Well-known MPP vendors and products include the old-school Teradata platform, plus newer solutions like EMC2’s Greenplum DCA, HP’s Vertica, IBM’s Netezza, and Oracle’s Exadata.

Introducing NoSQL databases

Traditional relational database management systems (RDBMS) aren’t equipped to handle big data demands. That’s because traditional relational databases are designed to handle only relational datasets that are constructed of data that’s stored in clean rows and columns and thus are capable of being queried via Structured Query Language (SQL).

RDBM systems are not capable of handling unstructured and semi-structured data. Moreover, RDBM systems simply don’t have the processing and handling capabilities that are needed for meeting big data volume and velocity requirements.

This is where NoSQL comes in. NoSQL databases, like MongoDB, are non-relational, distributed database systems that were designed to rise to the big data challenge. NoSQL databases step out past the traditional relational database architecture and offer a much more scalable, efficient solution.

NoSQL systems facilitate non-SQL data querying of non-relational or schema-free, semi-structured and unstructured data. In this way, NoSQL databases are able to handle the structured, semi-structured, and unstructured data sources that are common in big data systems.

NoSQL offers four categories of non-relational databases — graph databases, document databases, key-values stores, and column family stores. Since NoSQL offers native functionality for each of these separate types of data structures, it offers very efficient storage and retrieval functionality for most types of non-relational data. This adaptability and efficiency makes NoSQL an increasingly popular choice for handling big data and for overcoming processing challenges that come along with it.

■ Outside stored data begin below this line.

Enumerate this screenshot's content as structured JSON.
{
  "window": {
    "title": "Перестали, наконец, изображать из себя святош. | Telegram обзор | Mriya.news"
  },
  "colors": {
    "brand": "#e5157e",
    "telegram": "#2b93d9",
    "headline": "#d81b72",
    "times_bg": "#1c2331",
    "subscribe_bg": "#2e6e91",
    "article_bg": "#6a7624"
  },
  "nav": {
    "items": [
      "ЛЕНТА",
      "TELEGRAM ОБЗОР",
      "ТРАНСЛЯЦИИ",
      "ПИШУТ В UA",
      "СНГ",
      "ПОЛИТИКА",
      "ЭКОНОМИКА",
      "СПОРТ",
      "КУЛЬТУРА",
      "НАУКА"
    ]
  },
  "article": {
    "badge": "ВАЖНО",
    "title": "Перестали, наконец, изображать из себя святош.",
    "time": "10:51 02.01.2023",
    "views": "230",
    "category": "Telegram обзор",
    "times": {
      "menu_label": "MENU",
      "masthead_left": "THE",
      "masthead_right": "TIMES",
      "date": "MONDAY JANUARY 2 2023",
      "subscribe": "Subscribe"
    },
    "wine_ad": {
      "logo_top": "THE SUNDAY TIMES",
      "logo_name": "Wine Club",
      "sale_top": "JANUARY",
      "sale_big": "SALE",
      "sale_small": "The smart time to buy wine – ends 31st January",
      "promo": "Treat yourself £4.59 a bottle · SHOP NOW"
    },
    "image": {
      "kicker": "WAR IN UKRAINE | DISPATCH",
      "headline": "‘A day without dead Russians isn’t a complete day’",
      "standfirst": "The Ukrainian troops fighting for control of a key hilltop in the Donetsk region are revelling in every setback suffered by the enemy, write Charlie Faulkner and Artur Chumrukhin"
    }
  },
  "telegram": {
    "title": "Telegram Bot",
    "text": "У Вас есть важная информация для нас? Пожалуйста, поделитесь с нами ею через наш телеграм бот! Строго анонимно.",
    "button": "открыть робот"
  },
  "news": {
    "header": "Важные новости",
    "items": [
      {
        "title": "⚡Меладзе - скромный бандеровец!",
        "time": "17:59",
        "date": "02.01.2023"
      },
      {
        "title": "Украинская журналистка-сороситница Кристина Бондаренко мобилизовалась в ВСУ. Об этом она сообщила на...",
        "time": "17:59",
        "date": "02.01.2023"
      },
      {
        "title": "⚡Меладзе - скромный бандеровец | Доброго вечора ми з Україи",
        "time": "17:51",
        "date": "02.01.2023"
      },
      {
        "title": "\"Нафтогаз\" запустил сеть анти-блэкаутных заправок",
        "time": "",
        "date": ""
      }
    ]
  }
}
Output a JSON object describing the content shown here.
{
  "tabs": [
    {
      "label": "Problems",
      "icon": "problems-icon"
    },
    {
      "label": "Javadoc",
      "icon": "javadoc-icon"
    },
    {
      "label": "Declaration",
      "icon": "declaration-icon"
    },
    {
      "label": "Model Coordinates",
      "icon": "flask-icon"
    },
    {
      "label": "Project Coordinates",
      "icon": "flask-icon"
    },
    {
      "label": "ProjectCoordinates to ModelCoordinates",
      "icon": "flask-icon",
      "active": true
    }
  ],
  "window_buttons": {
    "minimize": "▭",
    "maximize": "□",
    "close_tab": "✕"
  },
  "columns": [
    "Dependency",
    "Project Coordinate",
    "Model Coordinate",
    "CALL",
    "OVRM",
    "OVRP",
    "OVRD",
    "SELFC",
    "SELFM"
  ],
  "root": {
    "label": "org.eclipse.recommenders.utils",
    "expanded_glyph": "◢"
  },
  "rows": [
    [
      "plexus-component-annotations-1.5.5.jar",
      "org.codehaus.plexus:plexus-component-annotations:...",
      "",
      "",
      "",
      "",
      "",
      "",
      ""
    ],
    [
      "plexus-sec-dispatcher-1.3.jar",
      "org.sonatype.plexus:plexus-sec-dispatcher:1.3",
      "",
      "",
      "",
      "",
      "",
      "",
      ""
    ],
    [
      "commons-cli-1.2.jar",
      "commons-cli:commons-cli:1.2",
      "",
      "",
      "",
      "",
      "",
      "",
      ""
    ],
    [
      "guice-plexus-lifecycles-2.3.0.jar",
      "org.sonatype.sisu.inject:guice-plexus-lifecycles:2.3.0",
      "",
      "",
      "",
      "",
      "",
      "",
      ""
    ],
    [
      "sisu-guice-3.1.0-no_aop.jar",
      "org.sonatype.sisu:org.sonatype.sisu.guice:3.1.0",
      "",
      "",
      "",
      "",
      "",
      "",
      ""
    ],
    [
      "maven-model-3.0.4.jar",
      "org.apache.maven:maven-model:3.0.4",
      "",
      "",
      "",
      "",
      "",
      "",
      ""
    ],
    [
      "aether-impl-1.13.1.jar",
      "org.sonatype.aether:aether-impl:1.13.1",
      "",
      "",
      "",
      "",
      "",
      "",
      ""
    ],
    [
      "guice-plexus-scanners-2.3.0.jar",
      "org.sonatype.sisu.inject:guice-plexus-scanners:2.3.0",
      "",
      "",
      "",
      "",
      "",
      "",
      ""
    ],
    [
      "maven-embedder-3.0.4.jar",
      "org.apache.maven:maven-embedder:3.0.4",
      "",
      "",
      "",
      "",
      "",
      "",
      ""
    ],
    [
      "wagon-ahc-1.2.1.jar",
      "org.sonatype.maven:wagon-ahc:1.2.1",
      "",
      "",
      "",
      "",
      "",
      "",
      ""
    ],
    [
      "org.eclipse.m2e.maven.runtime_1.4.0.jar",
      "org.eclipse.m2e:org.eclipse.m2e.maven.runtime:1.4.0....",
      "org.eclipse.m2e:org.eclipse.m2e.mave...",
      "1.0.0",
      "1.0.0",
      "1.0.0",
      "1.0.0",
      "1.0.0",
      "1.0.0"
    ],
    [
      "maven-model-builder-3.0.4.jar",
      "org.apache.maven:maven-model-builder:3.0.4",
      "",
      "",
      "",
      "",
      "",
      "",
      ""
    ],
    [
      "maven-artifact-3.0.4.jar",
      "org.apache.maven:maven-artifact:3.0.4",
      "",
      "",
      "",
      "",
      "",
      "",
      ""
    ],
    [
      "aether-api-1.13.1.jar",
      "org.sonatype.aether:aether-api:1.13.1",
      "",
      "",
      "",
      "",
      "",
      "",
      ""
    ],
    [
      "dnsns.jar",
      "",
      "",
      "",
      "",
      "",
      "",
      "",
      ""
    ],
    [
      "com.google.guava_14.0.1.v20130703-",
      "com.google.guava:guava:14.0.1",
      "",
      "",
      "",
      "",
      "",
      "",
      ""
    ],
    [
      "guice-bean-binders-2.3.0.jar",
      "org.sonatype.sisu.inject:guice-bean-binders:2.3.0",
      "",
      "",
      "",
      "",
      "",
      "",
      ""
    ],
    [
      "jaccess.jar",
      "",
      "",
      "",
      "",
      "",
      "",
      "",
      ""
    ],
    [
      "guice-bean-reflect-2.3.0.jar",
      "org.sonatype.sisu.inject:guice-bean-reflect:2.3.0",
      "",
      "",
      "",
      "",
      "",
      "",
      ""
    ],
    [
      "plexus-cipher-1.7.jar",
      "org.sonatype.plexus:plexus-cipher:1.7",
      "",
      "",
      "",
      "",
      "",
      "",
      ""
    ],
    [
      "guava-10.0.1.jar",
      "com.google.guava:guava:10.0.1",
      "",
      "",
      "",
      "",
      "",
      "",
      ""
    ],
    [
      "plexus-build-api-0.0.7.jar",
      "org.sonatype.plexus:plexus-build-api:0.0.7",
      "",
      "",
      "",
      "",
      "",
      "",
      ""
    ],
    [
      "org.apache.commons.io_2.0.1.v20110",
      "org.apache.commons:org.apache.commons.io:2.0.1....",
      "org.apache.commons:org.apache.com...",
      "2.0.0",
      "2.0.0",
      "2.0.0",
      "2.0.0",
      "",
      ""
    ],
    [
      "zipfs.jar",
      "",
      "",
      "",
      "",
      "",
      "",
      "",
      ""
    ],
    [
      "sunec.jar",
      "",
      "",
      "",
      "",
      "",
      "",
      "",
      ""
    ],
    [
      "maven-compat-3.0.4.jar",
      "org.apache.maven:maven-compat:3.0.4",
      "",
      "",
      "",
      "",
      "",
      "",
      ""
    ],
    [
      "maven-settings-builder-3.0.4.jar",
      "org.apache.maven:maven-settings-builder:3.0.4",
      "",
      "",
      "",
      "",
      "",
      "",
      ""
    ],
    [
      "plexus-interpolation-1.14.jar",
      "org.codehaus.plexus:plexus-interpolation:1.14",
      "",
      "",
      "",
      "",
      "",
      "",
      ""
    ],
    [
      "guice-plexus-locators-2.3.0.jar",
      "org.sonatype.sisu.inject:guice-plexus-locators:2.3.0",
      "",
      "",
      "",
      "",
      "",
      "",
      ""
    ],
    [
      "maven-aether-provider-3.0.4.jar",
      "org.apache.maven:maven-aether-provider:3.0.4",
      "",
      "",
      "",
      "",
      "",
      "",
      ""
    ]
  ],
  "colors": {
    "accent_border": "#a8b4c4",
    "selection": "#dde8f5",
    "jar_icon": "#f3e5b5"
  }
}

There is somewhat of a debate about the significance of the name NoSQL. Some argue that NoSQL stands for Not Only SQL, while others argue that the acronym represents Non-SQL databases. The argument is rather complex and there is no real cut-and-dry answer. To keep things simple, just think of NoSQL as a class of non-relational database management systems that do not fall within the spectrum of RDBM systems that are queried using SQL.